QLorsque ma mère se disputait furieusement avec mon père, elle l’annonçait théâtralement comme un geste d’extrême transgression. “Je vais au cinéma”, il prenait la porte d’entrée et la claquait derrière lui.
Papa a continué à lire le journal, imperturbable, mon frère et moi nous sommes regardés avec une expression interrogatrice, parce que maman n’est jamais allée au cinéma et peut-être qu’elle n’aimait même pas ça.
Je comprendrais, des années plus tard, que c’était sa manière catégorique de communiquer que la vie de famille était trop serrée pour elle et il avait besoin d’autre chose. Air, liberté, mouvement. Autonomie. Même un peu de solitude. Sans surprise, peu de temps après, elle a recommencé à enseigner et à se redécouvrir.
Quand je suis entré pour la première fois seul dans une chambre d’hôtel, en voyage d’affaires, le soir je descendais chercher un sandwich au bar le plus proche. Le lendemain, pour me tester, j’ai choisi le restaurant : hésitant lorsqu’on me demandait “La dame est-elle seule ?”, gêné jusqu’à ce que je réalise que personne ne s’intéressait à moi, et seulement ensuite je me suis détendu.

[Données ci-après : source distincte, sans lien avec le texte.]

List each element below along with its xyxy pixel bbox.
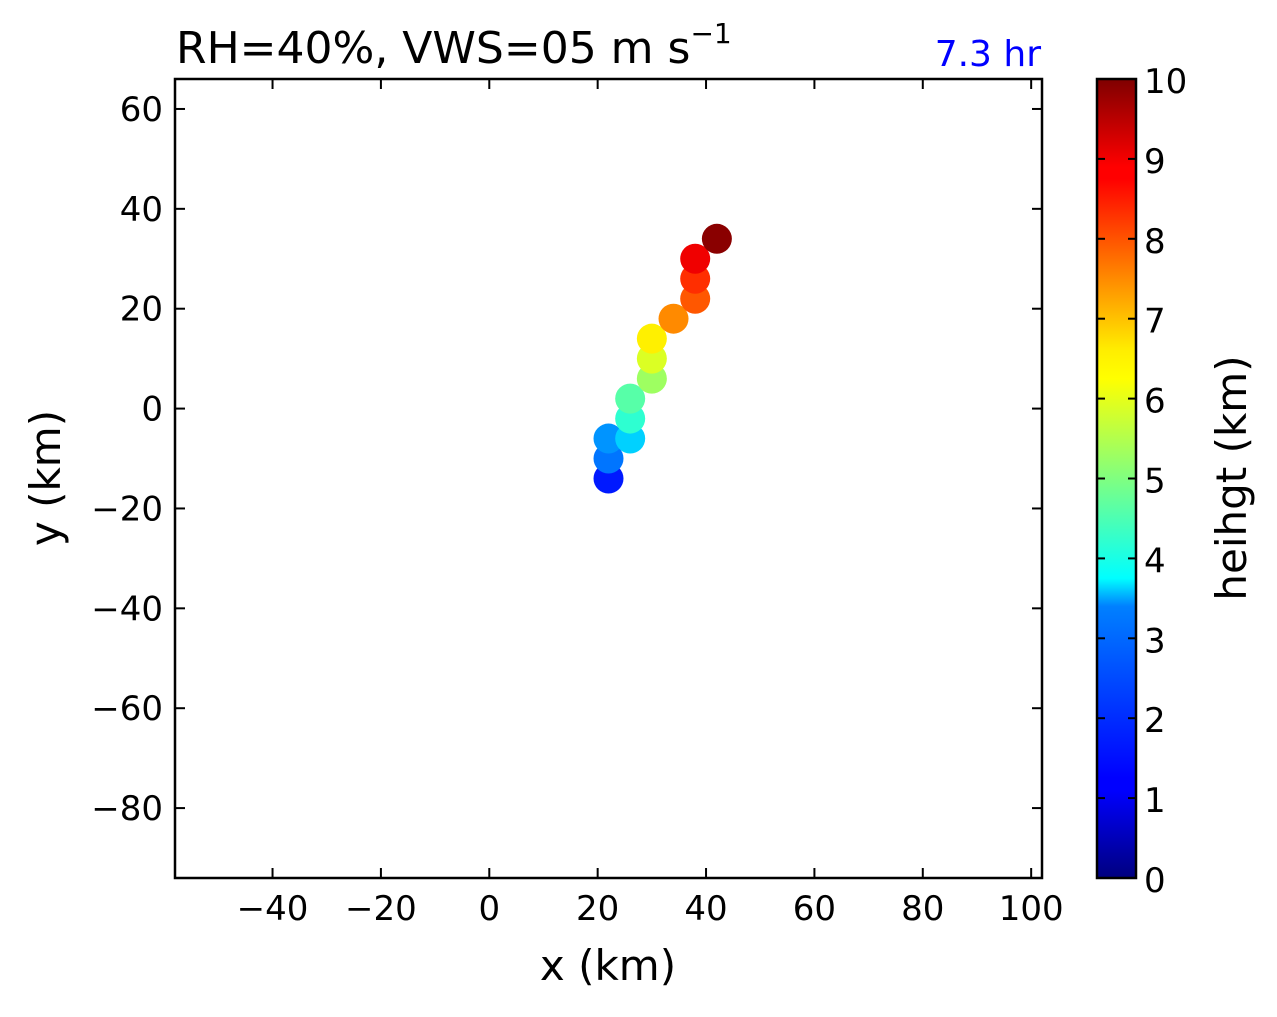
colorbar-label: heihgt (km) (1207, 355, 1256, 600)
data-point (680, 243, 711, 274)
chart-title-main: RH=40%, VWS=05 m s (176, 23, 690, 74)
scatter-points (593, 223, 732, 494)
colorbar-tick-label: 0 (1144, 861, 1166, 901)
colorbar-tick-label: 9 (1144, 142, 1166, 182)
x-tick-label: 100 (999, 889, 1064, 929)
y-tick-label: −20 (91, 489, 163, 529)
y-tick-label: −60 (91, 689, 163, 729)
colorbar-tick-label: 5 (1144, 462, 1166, 502)
x-tick-label: 80 (901, 889, 944, 929)
y-tick-label: 40 (120, 190, 163, 230)
data-point (593, 423, 624, 454)
y-axis: 60 40 20 0 −20 −40 −60 −80 (91, 90, 1042, 829)
colorbar-ticks: 0 1 2 3 4 5 6 7 8 9 10 (1097, 62, 1187, 901)
y-tick-label: 0 (141, 390, 163, 430)
x-tick-label: 40 (684, 889, 727, 929)
y-tick-label: −80 (91, 789, 163, 829)
data-point (636, 323, 667, 354)
colorbar-tick-label: 6 (1144, 382, 1166, 422)
data-point (701, 223, 732, 254)
x-axis-label: x (km) (540, 941, 676, 990)
colorbar-tick-label: 2 (1144, 701, 1166, 741)
data-point (658, 303, 689, 334)
chart-title: RH=40%, VWS=05 m s−1 (176, 17, 732, 74)
x-tick-label: 20 (576, 889, 619, 929)
time-annotation: 7.3 hr (935, 34, 1042, 75)
y-tick-label: 20 (120, 290, 163, 330)
x-tick-label: 0 (478, 889, 500, 929)
y-axis-label: y (km) (21, 410, 70, 546)
y-tick-label: 60 (120, 90, 163, 130)
data-point (615, 383, 646, 414)
colorbar-tick-label: 3 (1144, 621, 1166, 661)
y-tick-label: −40 (91, 589, 163, 629)
colorbar-tick-label: 7 (1144, 302, 1166, 342)
x-axis: −40 −20 0 20 40 60 80 100 (237, 79, 1064, 929)
x-tick-label: −40 (237, 889, 309, 929)
colorbar-tick-label: 1 (1144, 781, 1166, 821)
colorbar-tick-label: 4 (1144, 541, 1166, 581)
colorbar-tick-label: 8 (1144, 222, 1166, 262)
colorbar-tick-label: 10 (1144, 62, 1187, 102)
chart-title-superscript: −1 (690, 17, 731, 50)
x-tick-label: 60 (793, 889, 836, 929)
x-tick-label: −20 (345, 889, 417, 929)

Ce n’est qu’alors que je découvrirais le luxe sybaritique du « room service », le véritable bénéfice du voyage: grand lit intact à disposition, ordre et silence, long bain chaud sans interruption, peignoir puis un délicieux dîner à la télé (omelette-frites, quelque chose avec du chocolat), zapping libre et sans discussions.
Aujourd’hui, s’il m’arrive de déjeuner seul lors d’un déplacement professionnel, à la question du serveur “Es-tu seul ?”, je réponds nonchalamment “Oui”. Seul avec mes pensées, avec moi, avec ce que j’ai fait et ce que je ferai. Ce n’est pas ce que je veux toute ma vie, mais ce dont j’ai besoin de temps en temps dans la vie.
Pour cette raison, je comprends bien pourquoi tant de femmes joyeusement accompagnées, avec des enfants joyeux et bruyants, après un été avec une charge familiale à plein temps, de grandes tables, des courses quotidiennes et trop de lave-vaisselle à charger et à décharger, chacun avec un besoin différent et temps qui devient de plus en plus serré, ils peuvent rêver de s’évader, au moins pour quelques heures, un petit week-end, une sortie au spaune balade entre amis.
Qui n’ont pas faim à toute heure de la journée mais sont habitués à une salade sans assaisonnementils ne font pas et ne défont pas de programmes fous auxquels il faut s’adapter, ils sont ponctuels, ils adorent flâner dans les marchés vintage et peuvent passer un après-midi entier dans un musée sans s’ennuyer.
Et je comprends aussi les voyageurs solitaires (toujours plus nombreux), qui savourent le rare privilège de pouvoir suivre leur propre inspiration, sans sollicitation ni médiation, les yeux grands ouverts de curiosité, les sens en alerte pour éviter le danger, l’esprit euphorique devant l’infini des possibles. La tête haute, vraiment libres de tout et de tous, au moins pour un petit moment. Pour revenir ensuite, aimer un peu plus tout et tout le monde.